Abortion initially remained legal in Arizona after the Supreme Court’s decision invalidated Roe. But questions about whether the 1864 ban—which was updated and ratified in 1901—sent a chilling effect through the state’s nine abortion clinics, causing some to stop providing abortion care due to fear of prosecution.

Even the state’s top Republicans were split on whether the 158-year-old ban was valid: This summer, Arizona Governor Doug Ducey said that the 15-week ban he signed in March would supplant the older ban, while his fellow-Republican, Attorney General Mark Brnovich, argued the pre-statehood ban was enforceable.

“Our office has concluded the Legislature has made its intentions clear with regards to abortion laws,” Brnovich wrote on Twitter. The 1864 law, he wrote, “is back in effect and will not be repealed,” thus superseding the 15-week ban that was set to take effect later this month.

Our office has concluded the Arizona Legislature has made its intentions clear regarding abortion laws.

— Mark Brnovich (@GeneralBrnovich) June 29, 2022

Both the 1864 total ban and the 15-week ban passed nearly two centuries later provide exceptions only for situations in which the parent’s life is at risk; neither law has carve-outs for rape or incest.

But even after Friday’s court decision, it is still not fully clear what the law is in Arizona. In response to questions about Johnson’s ruling, Gov. Ducey’s office told ABC News that he was “proud to sign” the 15-week abortion ban, “which goes into effect [Saturday].”

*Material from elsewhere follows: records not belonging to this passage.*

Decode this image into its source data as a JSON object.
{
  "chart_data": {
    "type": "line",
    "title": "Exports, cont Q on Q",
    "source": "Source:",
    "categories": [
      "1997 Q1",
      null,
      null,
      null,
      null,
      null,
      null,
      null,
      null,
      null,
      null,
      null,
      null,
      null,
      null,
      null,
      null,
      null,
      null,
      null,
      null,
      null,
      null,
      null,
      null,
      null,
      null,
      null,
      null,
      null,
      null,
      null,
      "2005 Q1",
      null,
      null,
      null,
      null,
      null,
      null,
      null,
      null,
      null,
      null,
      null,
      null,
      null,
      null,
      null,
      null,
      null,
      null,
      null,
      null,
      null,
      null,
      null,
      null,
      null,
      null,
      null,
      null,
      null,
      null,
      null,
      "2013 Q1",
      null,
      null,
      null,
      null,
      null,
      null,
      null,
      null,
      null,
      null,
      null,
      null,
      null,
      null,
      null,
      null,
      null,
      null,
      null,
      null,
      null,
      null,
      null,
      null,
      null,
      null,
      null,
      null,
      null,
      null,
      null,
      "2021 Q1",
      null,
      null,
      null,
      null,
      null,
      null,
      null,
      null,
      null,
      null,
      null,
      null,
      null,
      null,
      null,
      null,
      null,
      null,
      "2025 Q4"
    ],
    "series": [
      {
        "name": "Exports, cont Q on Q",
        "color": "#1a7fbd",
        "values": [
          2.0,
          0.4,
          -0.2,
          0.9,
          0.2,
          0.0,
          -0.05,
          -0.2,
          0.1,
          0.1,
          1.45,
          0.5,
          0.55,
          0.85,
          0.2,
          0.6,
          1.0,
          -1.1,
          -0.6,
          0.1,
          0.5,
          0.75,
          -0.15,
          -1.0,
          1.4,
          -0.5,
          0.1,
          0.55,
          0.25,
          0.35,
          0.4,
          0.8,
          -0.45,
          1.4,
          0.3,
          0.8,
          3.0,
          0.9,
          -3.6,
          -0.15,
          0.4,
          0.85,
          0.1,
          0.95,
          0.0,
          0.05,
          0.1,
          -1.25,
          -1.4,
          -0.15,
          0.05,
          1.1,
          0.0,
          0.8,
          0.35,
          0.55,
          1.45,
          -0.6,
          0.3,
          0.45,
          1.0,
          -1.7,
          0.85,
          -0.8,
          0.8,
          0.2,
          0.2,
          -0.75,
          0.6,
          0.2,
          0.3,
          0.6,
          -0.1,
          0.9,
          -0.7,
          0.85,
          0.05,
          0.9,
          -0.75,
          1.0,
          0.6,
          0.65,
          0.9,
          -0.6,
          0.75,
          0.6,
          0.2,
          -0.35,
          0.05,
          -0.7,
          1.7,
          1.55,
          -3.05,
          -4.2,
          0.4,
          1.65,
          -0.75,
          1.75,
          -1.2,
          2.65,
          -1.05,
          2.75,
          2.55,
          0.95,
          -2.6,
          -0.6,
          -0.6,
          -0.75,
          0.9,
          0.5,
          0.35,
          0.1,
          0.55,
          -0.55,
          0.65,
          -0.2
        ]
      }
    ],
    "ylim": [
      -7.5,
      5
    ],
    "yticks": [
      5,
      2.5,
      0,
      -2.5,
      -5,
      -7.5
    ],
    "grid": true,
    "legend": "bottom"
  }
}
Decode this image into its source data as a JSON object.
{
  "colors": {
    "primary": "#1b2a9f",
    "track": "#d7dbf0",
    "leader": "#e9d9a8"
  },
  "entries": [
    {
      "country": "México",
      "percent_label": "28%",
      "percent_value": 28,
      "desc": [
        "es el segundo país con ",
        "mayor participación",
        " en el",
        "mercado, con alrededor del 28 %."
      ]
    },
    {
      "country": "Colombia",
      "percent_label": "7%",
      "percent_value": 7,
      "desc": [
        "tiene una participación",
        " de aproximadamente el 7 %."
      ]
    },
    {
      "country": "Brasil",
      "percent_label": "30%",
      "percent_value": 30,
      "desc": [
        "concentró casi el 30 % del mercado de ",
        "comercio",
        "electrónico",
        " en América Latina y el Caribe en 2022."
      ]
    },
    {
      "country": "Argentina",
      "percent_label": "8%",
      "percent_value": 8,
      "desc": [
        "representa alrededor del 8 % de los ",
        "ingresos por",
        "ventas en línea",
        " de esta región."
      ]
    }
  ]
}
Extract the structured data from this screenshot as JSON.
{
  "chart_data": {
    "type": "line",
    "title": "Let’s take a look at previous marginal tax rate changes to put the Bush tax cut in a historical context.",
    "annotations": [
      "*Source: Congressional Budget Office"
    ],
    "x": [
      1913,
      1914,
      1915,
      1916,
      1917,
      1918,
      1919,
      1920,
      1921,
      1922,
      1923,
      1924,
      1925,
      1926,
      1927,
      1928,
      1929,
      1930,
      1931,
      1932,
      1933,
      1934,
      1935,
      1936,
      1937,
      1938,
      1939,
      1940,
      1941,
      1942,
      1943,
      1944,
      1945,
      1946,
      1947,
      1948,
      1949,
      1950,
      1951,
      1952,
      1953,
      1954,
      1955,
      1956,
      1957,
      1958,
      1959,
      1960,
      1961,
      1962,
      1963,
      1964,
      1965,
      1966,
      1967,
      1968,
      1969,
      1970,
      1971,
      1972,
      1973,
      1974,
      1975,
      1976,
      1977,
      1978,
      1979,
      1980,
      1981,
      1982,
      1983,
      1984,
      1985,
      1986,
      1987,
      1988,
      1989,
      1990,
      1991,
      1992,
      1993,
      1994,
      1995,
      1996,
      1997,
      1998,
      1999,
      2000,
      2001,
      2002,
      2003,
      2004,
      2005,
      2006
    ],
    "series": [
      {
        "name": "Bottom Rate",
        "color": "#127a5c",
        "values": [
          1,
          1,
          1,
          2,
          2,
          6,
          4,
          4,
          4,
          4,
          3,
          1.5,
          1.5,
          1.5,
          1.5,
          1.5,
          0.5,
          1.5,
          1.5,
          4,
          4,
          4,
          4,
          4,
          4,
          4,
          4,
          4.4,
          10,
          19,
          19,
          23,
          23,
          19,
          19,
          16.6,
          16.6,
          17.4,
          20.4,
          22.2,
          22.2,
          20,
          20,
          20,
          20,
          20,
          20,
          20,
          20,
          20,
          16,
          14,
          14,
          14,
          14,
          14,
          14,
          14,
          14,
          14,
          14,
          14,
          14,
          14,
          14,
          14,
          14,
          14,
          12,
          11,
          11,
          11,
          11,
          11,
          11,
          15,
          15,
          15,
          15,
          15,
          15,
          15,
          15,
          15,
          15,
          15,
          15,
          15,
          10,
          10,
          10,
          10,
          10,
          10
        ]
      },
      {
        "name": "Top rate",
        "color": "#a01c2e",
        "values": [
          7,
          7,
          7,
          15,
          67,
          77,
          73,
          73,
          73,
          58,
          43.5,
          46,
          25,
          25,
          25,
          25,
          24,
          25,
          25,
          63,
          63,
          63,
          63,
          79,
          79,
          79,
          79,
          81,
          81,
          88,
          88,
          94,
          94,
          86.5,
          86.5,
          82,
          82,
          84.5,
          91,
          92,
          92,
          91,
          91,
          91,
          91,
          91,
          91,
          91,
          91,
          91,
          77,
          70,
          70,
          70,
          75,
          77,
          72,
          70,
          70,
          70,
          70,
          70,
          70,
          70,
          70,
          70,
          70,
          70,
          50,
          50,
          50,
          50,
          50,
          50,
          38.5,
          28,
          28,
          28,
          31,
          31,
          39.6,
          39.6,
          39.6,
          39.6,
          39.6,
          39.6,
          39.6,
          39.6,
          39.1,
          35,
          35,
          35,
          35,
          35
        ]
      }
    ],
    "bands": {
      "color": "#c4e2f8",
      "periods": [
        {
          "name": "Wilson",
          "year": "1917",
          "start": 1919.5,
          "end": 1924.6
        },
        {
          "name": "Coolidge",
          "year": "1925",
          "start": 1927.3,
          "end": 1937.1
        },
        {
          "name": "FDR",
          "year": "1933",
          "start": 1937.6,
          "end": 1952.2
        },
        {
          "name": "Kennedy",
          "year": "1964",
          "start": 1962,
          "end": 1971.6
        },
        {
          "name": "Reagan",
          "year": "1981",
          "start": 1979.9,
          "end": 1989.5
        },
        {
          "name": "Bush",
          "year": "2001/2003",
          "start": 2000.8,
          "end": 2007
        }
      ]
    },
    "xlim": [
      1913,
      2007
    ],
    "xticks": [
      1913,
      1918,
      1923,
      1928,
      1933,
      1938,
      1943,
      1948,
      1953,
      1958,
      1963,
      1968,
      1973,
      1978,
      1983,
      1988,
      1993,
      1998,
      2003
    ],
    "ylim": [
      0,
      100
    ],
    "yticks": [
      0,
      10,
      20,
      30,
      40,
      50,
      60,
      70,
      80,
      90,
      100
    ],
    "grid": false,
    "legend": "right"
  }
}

In this case, though, Ducey’s statement may prove to be hollow. As the state’s Attorney General, Brnovich is the one with final say on whether to prosecute people in violation of the state’s laws—including the 1864 one, if he so chooses. He has indicated he will enforce the stricter ban. “We applaud the court for upholding the will of the legislature and providing clarity and uniformity on this important issue,” he tweeted Friday. “I have and will continue to protect the most vulnerable Arizonans.”

If that’s the route Brnovich takes, it may be short-lived: Both he and Ducey are term-limited in their respective roles as Attorney General and Governor, so neither can run for reelection. Both races to replace them in November are tight.

The next state Attorney General will either be Republican Abe Hamadeh, who says he will work to make sure Arizona’s abortion laws are “fully implemented,” or Democrat Kris Mayes, who says she would not imprison healthcare providers for breaking Arizona’s abortion laws. The University of Virginia’s Center for Politics rates their match-up as “competitive.”

The race for the Governor is also a toss-up between two candidates with very different views on abortion rights. Democrat Katie Hobbs, who is currently Arizona’s Secretary of State, called Friday’s ruling “draconian” and said that, if elected Governor, she will do everything in her power “to stop oppressive bans created before women even had the right to vote to control our reproductive freedom.”

According to polling averaged by FiveThirtyEight, Hobbs is currently ahead of GOP gubernatorial candidate Kari Lake, who calls abortion “the ultimate sin,” by just two points.